Last night, at a media event in Los Angeles, Elon Musk of Tesla Inc. changed the energy game for cities everywhere. How? Musk promised to deliver an affordable way to store solar energy. If his company can deliver on the Powerwall promise, our cities will do away with high CO2 and dangerous nuclear sources for their power.
But with electric cars, solar powered homes, and smarter cities eroding the demand for oil, what will happen to the fossil fuel industry? Frankly Scarlet . . . In the 19th C. big parts of our economy evolved around feeding cart-pulling horses and storing winter ice in warehouses for use during summer months. Who misses that?
Ever since the 1960s when Stuart Brand’s Whole Earth Catalogue championed the idea of living off grid, the world has waited for a time critics thought was a tree hugger’s pipe dream. Until now. A very rational and engineering driven Musk plans to deliver the gridless economy on a mass, industrial scale. Here is his presentation from last night.

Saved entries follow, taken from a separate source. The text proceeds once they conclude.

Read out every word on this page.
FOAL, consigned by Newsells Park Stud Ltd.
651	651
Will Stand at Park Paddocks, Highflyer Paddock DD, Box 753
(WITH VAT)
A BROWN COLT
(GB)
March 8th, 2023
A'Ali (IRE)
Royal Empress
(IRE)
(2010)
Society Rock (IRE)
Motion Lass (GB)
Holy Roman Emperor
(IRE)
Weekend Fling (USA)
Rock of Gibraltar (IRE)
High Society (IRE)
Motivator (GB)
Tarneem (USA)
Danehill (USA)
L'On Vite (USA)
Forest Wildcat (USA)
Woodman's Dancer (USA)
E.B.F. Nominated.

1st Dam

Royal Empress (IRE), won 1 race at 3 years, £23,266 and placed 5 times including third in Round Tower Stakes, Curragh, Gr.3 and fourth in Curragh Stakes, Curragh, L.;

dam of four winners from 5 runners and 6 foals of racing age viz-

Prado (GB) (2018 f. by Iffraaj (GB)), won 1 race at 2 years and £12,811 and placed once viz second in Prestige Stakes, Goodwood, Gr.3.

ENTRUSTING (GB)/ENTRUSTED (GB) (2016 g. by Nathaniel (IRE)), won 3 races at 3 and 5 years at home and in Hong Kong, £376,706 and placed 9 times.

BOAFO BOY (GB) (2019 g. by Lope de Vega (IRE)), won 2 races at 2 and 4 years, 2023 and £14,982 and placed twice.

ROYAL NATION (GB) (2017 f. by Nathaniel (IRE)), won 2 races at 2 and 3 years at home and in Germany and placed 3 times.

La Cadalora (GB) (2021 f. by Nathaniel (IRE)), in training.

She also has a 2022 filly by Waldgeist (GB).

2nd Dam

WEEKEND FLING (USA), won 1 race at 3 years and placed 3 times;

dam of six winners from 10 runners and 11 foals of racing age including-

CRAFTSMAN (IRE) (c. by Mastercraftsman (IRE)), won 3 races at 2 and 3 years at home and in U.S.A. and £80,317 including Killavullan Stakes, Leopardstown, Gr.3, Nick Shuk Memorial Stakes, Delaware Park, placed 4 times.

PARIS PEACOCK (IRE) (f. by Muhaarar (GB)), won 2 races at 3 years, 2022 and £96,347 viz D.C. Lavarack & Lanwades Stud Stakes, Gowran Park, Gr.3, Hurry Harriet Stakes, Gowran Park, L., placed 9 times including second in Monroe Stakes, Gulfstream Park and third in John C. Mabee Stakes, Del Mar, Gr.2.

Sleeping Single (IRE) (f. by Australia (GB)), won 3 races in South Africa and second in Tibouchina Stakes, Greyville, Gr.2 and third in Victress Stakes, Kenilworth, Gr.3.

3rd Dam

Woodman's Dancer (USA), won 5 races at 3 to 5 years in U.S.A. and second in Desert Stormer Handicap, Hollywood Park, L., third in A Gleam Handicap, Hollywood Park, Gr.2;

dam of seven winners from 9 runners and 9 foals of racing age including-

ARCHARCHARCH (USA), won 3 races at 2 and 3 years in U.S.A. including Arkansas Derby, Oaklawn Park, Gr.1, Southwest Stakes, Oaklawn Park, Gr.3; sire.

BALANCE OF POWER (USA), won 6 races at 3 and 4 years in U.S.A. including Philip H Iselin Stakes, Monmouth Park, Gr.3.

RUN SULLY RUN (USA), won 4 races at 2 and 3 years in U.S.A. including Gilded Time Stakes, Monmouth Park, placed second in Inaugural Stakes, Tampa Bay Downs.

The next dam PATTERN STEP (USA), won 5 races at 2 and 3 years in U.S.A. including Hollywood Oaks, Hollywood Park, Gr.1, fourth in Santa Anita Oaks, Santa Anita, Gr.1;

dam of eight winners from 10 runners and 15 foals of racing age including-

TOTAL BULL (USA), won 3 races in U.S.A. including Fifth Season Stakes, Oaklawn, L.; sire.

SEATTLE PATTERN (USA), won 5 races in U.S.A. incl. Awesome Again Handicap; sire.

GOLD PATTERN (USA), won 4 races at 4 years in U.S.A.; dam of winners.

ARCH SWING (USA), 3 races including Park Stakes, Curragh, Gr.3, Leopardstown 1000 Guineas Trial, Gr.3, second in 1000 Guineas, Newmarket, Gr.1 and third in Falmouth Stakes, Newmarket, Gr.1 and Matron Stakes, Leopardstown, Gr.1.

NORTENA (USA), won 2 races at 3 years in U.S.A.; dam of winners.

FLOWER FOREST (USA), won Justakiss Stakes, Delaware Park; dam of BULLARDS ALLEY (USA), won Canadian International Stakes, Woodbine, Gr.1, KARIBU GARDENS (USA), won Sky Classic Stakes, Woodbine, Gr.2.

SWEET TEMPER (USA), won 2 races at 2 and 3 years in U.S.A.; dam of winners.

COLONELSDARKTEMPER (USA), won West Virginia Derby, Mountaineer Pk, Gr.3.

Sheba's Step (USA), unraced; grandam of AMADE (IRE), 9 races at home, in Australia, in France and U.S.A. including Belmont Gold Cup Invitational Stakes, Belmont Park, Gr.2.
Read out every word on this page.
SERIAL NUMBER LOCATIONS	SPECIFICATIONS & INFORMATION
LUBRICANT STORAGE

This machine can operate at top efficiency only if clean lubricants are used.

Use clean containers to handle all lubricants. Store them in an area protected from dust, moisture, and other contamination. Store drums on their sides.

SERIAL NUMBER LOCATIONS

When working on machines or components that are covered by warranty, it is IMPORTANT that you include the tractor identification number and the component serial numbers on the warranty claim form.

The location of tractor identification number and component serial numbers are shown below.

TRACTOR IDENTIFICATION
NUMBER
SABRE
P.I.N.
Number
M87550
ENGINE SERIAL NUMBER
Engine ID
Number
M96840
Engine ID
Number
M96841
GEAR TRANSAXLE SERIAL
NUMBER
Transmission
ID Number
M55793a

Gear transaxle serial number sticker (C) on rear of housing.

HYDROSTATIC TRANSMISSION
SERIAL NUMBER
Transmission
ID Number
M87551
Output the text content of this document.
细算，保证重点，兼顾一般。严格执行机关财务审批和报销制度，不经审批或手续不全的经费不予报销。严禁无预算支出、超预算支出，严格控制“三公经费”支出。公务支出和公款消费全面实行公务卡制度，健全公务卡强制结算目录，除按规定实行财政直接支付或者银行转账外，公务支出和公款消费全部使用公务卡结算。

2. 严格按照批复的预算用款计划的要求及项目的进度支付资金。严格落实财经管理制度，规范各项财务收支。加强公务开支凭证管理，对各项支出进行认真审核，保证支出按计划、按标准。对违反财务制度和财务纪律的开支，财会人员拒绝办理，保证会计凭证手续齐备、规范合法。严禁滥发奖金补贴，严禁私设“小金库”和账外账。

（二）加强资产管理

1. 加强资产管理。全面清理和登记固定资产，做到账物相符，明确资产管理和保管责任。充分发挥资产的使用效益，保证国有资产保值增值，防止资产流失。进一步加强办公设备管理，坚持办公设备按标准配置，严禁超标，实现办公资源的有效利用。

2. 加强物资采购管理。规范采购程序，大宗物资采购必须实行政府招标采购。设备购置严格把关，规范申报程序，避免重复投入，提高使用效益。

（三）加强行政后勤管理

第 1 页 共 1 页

What does the new Tesla modular system look like? Here is a prototypical home installation in California followed by a picture of the production version:
The Tesla home energy solution. Distributing the future?
Simple. Effective. How useful is it really?
One battery storage module of 10kWh costs $3,500 without installation or an inverter. According to the Energy Information Administration an average home in the US consumed 909 kWh of electricity a month in 2013. Demand peaks aside, that means approximately three of these units would be needed—along with solar panels—to offer a viable off grid energy solution.
A lot has changed, however, in the consumer home energy market since 2013. For example, LED lighting is becoming ubiquitous. Appliances like air conditioners, furnaces, and washing machines use less energy. Natural gas is cheap and abundant. The amount of electricity an average house needs continues to drop.
Assume, then, that a typical, well insulated house will require about 600kWh a month to operate to North American standards. That means on average a house with two Tesla 10kWh batteries could be self sufficient.
What’s the cost? Assume a one time cost with installation of solar panels and inverter to be about $25,000 on a mass market, industrialized scale. Amortize that cost over a conservative time period, say 10 years (Tesla warranties the batteries for ten years with an extension of another ten years available) at 3% interest. That means a payment of about $240 a month to be energy grid free. That’s expensive relative to the average US home electricity cost of $110.
Still, states like California offer rebates to home owners who buy these kinds of energy products. With the rebates the costs are in line with on-grid costs. Today.
In five years the cost of these units will have dropped. The price of dirty energy, on the other hand, will increase as older powerplants become inefficient and as the market starts to price in the “externalities” of carbon and nuclear energy sources.
Our prediction? In ten years there will be a massive demand for these kinds of energy systems.
Tesla is marketing Powerwall as a supplement to grid power for home owners with solar panels. That is a smart, non-combative-to-entrenched-energy-players market position to assume. The truth is, however, that in a mature, MESHed City homes and offices will be self sufficient.
Somebody has to ask the question: Are we all tree huggers now?